I have not run into any problems with this - though, I'm not sure what exactly you mean when you say they're giving you a 'hard time'?

The surgical codes, unless they're add-on codes, should always be billed with one unit per line, never combined in units. Make sure you're putting the modifier on the correct code - it should go on the code in column 2 of the NCCI table if the codes are paired as mutually exclusive or incidental. XS is the modifier I would use for procedures done at separate sites but you might need to check with your specific payers for their guidelines on this. I avoid using XU unless the documentation supports that something unusual was done - XS is more appropriate in this situation. 59, not XU, should be the default modifier if no better modifier applies.

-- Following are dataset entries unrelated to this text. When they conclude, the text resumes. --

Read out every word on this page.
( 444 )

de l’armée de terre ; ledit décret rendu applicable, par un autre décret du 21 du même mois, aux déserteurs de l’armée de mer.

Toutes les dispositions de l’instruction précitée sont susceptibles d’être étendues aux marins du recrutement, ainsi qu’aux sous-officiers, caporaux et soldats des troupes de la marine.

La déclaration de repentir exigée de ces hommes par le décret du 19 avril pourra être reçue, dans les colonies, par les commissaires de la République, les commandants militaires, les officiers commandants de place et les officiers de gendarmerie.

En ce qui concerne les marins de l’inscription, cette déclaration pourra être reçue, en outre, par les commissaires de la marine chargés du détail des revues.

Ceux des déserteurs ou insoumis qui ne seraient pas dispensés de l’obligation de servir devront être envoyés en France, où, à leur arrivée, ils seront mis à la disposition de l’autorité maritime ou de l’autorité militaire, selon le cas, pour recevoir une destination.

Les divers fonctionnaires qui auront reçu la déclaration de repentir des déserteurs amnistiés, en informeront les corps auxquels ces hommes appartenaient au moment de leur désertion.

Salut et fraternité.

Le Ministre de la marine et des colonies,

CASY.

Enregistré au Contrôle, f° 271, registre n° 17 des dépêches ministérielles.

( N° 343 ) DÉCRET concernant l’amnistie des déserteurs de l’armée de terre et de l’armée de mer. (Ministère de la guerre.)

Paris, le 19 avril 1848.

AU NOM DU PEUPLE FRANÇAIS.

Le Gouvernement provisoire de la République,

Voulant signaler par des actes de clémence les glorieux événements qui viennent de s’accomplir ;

Of course payers make errors too, so it might not be anything you're doing. If you have some specific examples of denials, it might be helpful for giving you more information.
 
Thank you so much for taking the time to respond to this! The first time we billed it, we billed it as: 25071-RT. 25075-RT-2UNITS. 24075-RT-4UNITS. 24071-RT. 25071-LT. 24075-LT-3UNITS. 25075-LT. 24071-LT-2UNITS. If we do not use units, it's the same anatomical site I would assume we would use XU. But they keep denying as duplicates. Can you use XS if you remove 5 separate lipomas from the right forearm? I should also note that we have previously tried billing these removals using XS and they would deny for the same reason "duplicates". That's why we tried units this time, and they're still being denied. Can we still use 59???? Cause that would make it a lot easier lol. We feel like we have no idea what they want and we don't have a lot of resources on this.
 
XS is defined as 'separate structure', not different anatomical location. In my opinion, two different lipomas are two different structures, even if in the same body part. But some coders/payers may have different guidelines - if so, I'd use 59 as the alternative. Some payers may prefer modifier 76 instead of 59 for the repeated codes.

I would have billed each of these with one unit on separate lines, with the modifier on the additional lines that are repeated. With this many codes repeated on one claim, you will often run into payment problems, especially if the claim gets split or duplicated during processing, as the payer can't really easily tell which are duplicates and which are not. I've find you often just have to call and try to explain it over the phone or submit the op notes and attach a letter explaining to them exactly how they should have paid this.
 
You may still use 59

Last year a Medicare official said people may use the X modifiers if they want, but if they're unclear on how to use them, they should stick with 59. He also said that if someone uses an X modifier incorrectly and is later audited, the provider would still have to refund the money. :eek:

However, you should check with your MAC/payer because some are starting to ask for 76 in place of 59. In addition, I would check on its policy for LT/RT. Some only want 50 when it is appropriate.